Yes, Brooks directly compared Democrats, whom he repeatedly referred to as “socialists,” with Germany’s National Socialist German Workers Party, better known as the Nazis. Subtle it wasn’t.

And yes, he appeared to misappropriate the section he was quoting from Hitler’s manifesto cum memoir. The section in question is Hitler’s description of the “big lie,” which he describes in “Mein Kampf” as the kind of outrageous propaganda that the “masses more readily fall victim to.”

Brooks, whose point was that Democrats had spread the “big lie” of White House collusion, read the piece as if Hitler was endorsing the concept. If you read the original, you see Hitler is accusing his Jewish enemies of spreading the “big lie” of German culpability in World War I.

(It’s true that Hitler’s propaganda chief, Joseph Goebbels, would later adapt the “big lie” technique in spreading the Nazi message.)

But was Brooks’ decision to quote from one of the 20th century’s most controversial and hateful political tracts unprecedented? Not really. The book has been invoked in Congress at least three dozen times, usually as a warning about the insidious appeal of fascism and a warning to those who would ignore its purveyors.

Here are five examples:

Dianne Feinstein

On May 8, 1995, Sen. Dianne Feinstein, D-Calif., in remarks commemorating the anniversary of the end of World War II in Europe, quoted the very same passage as Brooks.

“In ‘Mein Kampf,’ Hitler described what history has shown to be correct,” said Feinstein, who is Jewish.

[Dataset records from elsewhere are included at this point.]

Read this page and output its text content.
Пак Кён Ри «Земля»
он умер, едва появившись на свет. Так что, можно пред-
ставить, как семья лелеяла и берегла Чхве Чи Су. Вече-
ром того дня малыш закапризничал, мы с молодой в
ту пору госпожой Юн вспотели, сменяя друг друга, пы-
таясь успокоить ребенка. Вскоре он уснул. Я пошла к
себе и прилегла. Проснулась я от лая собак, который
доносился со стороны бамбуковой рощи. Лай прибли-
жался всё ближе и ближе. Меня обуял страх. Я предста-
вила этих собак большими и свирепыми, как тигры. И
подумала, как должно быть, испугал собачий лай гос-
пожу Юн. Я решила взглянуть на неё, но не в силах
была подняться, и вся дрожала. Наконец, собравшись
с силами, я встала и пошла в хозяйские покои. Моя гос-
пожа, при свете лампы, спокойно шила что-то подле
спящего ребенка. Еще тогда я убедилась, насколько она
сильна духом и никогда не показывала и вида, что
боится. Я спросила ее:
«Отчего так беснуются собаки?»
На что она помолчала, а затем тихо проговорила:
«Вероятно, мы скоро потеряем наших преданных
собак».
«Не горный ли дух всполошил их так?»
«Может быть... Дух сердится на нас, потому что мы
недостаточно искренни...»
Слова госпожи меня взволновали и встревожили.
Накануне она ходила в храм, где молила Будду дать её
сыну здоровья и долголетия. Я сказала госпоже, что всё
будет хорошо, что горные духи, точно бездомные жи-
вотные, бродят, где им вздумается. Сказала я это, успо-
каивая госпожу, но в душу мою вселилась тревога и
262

She quoted the sentence describing how the “masses” fall victim to the big lie because, as Hitler wrote, “they would not believe that others have the impudence to distort the truth so infamously.”

“Millions, indeed, did fall victim to the big lie,” Feinstein explained. “Fanatical in his quest for personal power, Hitler withdrew Germany from the League of Nations. … In fact, the West’s hesitance in the face of this evil has sullied the word ‘appeasement’ for all time.”

The senator who published ‘Mein Kampf’

On Jan. 22, 2001, another California Democrat, Sen. Barbara Boxer, recalled an anecdote from the life of the late Sen. Alan Cranston of California, who had died the month before at age 86.

Boxer described Cranston’s experience as a foreign correspondent in the 1930s, when he witnessed the Nazis’ rise to to power. Cranston later realized that English translations of Hitler’s book had been “sanitized to hide the truth from Americans,” Boxer recalled.

“He published his own version highlighting the ‘worst of Hitler’ and was sued by Hitler’s publisher,” she said. “While he lost the suit, a half a million copies had already been distributed, helping to educate many about the true nature of Nazism and Hitler.”

Lest we forget

Quoting “Mein Kampf” in the wake of the 9/11 attacks in 2001 was something of a trend for lawmakers.

“‘Mein Kampf’ was a statement of Hitler’s objectives, and if folks had just taken Hitler more seriously earlier, perhaps things would not  have reached the point, the destructive point, it reached because he clearly said what he wanted to do today and was going to do,” said Rep. Major Owens, D-N.Y., in a House speech on Dec. 12, 2001.

Owens was speaking in support of the No Child Left Behind Act, which scaled up the federal role in holding schools accountable for student outcomes.

On June 16, 2006, Rep. Steve Pearce, R-N.M., spoke in favor of a resolution saying the “U.S. Will Prevail in the Global War on Terror.”

“The world chose to watch when Hitler published his blueprint for genocide in ‘Mein Kampf,'” Pearce said. “The world also chose to watch as Hitler took power on Jan. 30, 1933, directing the boycott of Jewish businesses and opening the first concentration camp just six weeks later.”

When Dr. King recommended ‘Mein Kampf’

A reference to “Mein Kampf” made it into the Congressional Record during an observance of Martin Luther King Jr.’s birthday on Jan. 16, 2007.

Rep. Dennis Kucinich, D-Ohio, read into the Record a speech that King had given on Christmas Day 1967.

“It’s one of the strangest things that all the great  military geniuses of the world have talked about peace,” King said in the speech. “The conquerors of old who came killing in pursuit of peace, Alexander, Julius Caesar, Charlemagne and Napoleon, were akin in seeking a peaceful world order. If you will read ‘Mein Kampf’ closely enough, you will discover that Hitler contended that everything he did in Germany was for peace.”

Brooks does appear to have been alone in using “Mein Kampf” to compare his colleagues across the aisle to Nazis. In that sense, he broke new ground.